No single track dominates the album, unless of course you count the 10 minute title track – a fusion of cacophonous free jazz, twitchy hip hop drums, and ritualistic, off-kilter harmonies. Accompanied by the sinister demonic imagery of its video, the song encapsulates just how dark a place the world has recently become. After four minutes of writhing jazz fits comes a dramatically stark key change, giving the pretence that Ziggy Stardust will suddenly come alive in all their 70s pop glory. This offers a moment of comfort, before the song returns to the unearthly, morbid overtones of its opening. In spite of its length, the song is utterly captivating.
The other single ‘Lazarus’ is my personal favourite, and arguably the most accessible track on the album. This maintains the brass influence, but this time over a slow melancholy. The prescience of ‘Lazarus’ is particularly unsettling with the opening line ‘Look up here, I’m in heaven’, demonstrating that Bowie planned to make death his final piece of art. Just as the Biblical figure Lazarus was reincarnated, so too will Bowie through the legacy of his own work, and his influence on countless others such as Kate Bush, St. Vincent, and Arcade Fire. In a sense, ‘Lazarus’ comments on the life-affirming power of art just as much as it does on death.
It is the alchemy of avant grade jazz over hip hop and frenetic rock grooves (also prominent on ‘’Tis a Pity She’s a Whore’, ‘Sue (Or In a Season of Crime)’ and ‘Girl Loves Me’) that makes Blackstar sound so distinctive. Although these fusions have been flirted with before, the blend on this production sounds incredibly fresh. On ‘Girl Loves Me’, Kendrick Lamar’s influence becomes particularly obvious, with its trippy beat and Bowie’s own rhythmic phrasing. It is fantastic that an artist who began making music in the 70s has the openness of mind and the talent to engage with such a monumental development in music culture and incorporate it into his own creative vision.
‘Dollar Days’ and ‘I Can’t Give Everything’ offer a break from the relentless intensity of songs like ‘Blackstar’ and ‘Sue (Or In a Season of Crime)’. ‘Dollar Days’ acts as a farewell to his fans whilst ‘I Can’t Give Everything’, as the album’s and Bowie’s swansong, deals most directly with his cancer: ‘I know something’s very wrong / The pulse returns the prodigal sons / The Blackout hearts, the flowered news / With skull designs upon my shoes’. The album is so thematically discomforting and musically challenging that after one play there is no urgency to immediately hit replay. Silence is needed to let it simmer.
Released just two days before Bowie’s death, it is hard to conceive of an album that carries so much circumstantial baggage with it.
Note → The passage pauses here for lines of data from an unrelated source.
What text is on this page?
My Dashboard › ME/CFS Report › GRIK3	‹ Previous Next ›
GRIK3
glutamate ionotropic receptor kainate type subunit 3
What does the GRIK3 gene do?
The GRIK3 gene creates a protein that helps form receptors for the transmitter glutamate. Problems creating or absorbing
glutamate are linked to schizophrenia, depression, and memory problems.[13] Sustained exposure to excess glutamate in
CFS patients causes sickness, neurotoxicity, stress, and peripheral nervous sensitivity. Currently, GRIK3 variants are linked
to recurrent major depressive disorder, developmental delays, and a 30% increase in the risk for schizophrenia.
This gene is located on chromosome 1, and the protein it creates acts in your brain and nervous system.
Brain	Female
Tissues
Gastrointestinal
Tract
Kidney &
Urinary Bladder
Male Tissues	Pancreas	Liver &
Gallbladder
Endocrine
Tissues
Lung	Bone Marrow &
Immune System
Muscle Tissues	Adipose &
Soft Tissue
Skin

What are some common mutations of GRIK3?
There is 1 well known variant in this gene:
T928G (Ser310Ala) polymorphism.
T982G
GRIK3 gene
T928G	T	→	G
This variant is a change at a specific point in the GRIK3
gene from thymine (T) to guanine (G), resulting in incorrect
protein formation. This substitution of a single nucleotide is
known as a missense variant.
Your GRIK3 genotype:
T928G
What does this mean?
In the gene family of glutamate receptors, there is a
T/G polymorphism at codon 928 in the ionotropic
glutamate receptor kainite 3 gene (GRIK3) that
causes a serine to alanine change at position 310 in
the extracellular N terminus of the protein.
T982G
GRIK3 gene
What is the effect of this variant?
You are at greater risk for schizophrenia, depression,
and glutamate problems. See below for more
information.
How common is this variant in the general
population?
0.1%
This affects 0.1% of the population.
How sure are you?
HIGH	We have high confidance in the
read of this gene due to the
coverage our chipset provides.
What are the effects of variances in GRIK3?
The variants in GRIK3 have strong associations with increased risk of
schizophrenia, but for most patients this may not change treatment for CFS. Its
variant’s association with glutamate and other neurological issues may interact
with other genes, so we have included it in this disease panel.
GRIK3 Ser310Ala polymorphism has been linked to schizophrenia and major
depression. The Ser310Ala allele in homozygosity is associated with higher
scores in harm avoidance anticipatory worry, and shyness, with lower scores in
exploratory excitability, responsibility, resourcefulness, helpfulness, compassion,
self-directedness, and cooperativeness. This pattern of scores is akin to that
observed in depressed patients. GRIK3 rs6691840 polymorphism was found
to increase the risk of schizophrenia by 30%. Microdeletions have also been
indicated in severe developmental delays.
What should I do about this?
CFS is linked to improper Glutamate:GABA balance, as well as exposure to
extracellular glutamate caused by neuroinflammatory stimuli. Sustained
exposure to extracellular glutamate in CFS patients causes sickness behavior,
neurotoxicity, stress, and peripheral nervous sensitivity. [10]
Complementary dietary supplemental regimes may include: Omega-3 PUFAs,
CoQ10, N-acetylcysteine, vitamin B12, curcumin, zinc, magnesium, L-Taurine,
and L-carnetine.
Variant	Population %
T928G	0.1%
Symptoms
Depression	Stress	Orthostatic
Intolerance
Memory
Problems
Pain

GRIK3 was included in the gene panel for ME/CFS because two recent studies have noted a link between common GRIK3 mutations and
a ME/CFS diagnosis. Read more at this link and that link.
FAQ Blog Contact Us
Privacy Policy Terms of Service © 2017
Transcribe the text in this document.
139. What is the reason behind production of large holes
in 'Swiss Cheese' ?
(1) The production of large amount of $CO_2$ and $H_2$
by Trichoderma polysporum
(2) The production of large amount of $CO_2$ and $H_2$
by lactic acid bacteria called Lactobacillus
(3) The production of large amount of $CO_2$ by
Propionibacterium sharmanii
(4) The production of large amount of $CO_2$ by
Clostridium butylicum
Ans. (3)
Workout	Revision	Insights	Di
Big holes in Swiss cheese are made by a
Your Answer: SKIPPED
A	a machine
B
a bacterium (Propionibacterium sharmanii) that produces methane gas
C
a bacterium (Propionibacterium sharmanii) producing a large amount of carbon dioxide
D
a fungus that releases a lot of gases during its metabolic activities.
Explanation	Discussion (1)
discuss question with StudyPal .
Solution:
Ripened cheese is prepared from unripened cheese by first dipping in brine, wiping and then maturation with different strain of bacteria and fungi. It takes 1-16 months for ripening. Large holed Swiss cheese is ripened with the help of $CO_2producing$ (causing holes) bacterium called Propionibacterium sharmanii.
Nevertheless, Blackstar is an album that deserves to be listened to in its own right, not just as Bowie’s final cry. It is incredible that as his last work is as experimental and daring as his whole career. But we should not be surprised. After all, it is the final instalment in a body of work that demonstrates a constant willingness to push boundaries. It proves, perhaps more than any previous album has done, that David Bowie is an artist who we will never be able to pin down.